Monday, November 8, 2021

SANDAG in San Diego California should be called SANDBAG!

 

Tax on top of Tax on top of Tax! The San Diego Association of Governments aka SANDAG is sandbagging the public with an onerous and outrageous tax plan.

The decision by SANDAG to tax motorists per mile is the most ridiculously conceived decision in many years. This was more than thoughtless and appears simply a way to increase funding, while leaving those who must depend on motor vehicle transportation on the hook to pay for those who do not

The premise for this tax is they don’t receive enough in motor fuel tax so they need more money. Wait a minute; wasn’t the State of California one of, if not the first, to push for improved fuel mileage for cars? And when the Corporate Average Fuel Economy (CAFE) improved, now SANDAG complains it reduced their tax intake? And was the State not the first to press for electric vehicles? And now those vehicles don’t use motor fuel so SANDAG believes it’s time to increase taxes for everyone?

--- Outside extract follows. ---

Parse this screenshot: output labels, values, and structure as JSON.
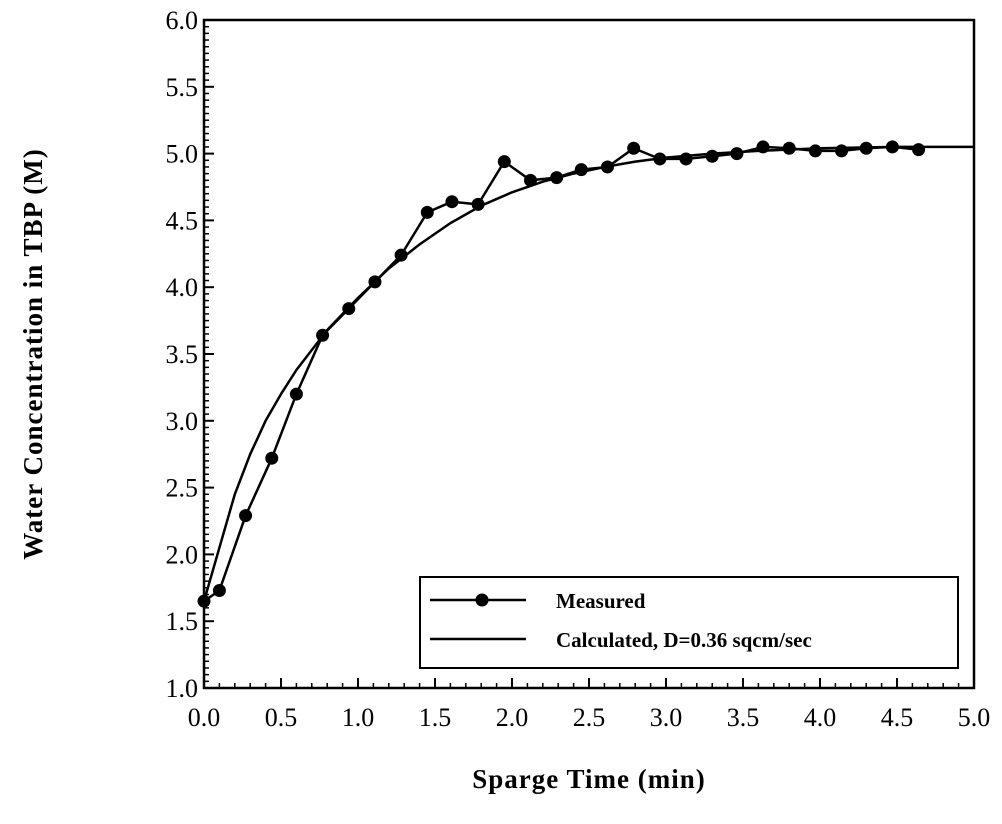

1.      Unincorporated area and rural residents will be the major fall guys for this tax. In many areas we have no public transit available and must drive distances to schools, shopping, doctors and the necessities of life. This equates to an “inconvenience tax” because we have no public transit conveniences available. Imagine living in Bonsall, Fallbrook, Rainbow, unincorporated North and East County or many other areas and the driving distances required just for daily living.

2.      Residents have to drive children to schools because most of the county has no school bus transportation for other than disabled children. This becomes an “Education Tax” for thousands of parents.

3.    What about the disabled and senior citizens who require use of a vehicle simply to exist? Adding yet another burden on many who barely can afford day to day expenses.

4.    What about people who must drive for work or drive for a living. Some drive several thousand miles a month or more, and will be required to ante up a thousand dollars a year in road taxes?

5.    What about the entire cross border traffic coming into San Diego County? How will you force those drivers to pay the tax, or will this yet be another tax where San Diego County residents are forced to pick up the slack for out of country drivers?

6.    If you live outside the County but drive into San Diego, how will that fee be collected? And if you live on the periphery of San Diego and another county, will you be taxed simply because you live here yet most mileage is outside the county?

7.     How will you collect these taxes from the many thousands of vehicles that are unregistered in California but belong to actual residents? People renew vehicle licenses at addresses out of state to avoid the onerous registration fees in California. People who lease vehicles prior to moving into California have out of state plates for years.

8.    What about the tens of thousands of military personnel who have out of state plates legally; how will you collect the taxes from them?

9.    Many roads in unincorporated areas are abysmal, yet we pay our taxes like any other area and receive very little for those taxes. SANDAG does nothing to improve those pothole filled roads, and the State touts road improvements by the increased gasoline taxes. We sure don’t see that money being spent here!

10   Does SANDAG really believe the public is so gullible to accept that this new road tax will result in lowered gasoline taxes? The way this is presented is that the new road use tax would be in lieu of gasoline tax. What SANDAG doesn’t say is there is no plan to lower gasoline taxes; this is to make up for the huge push for electric vehicles that do not use motor fuels and still the moror fuel taxes will be paid by motorists driving conventional vehicles. Taxes in California only go skyward, never lowered, as “fees” that do not require voter approval are passed time and again to bypass the public vote. Reduce a “fee” or tax and then it gets raised again in what appears an exponential manner.

California was known as the “Golden State” but that glow has tarnished. The Golden Bear of yore has been replaced by the “Golden Goose” of taxation, but these increases will, as the story goes, kill that Golden Goose one day, perhaps sooner than later. Then where will the greedy governmental entities reach for more money?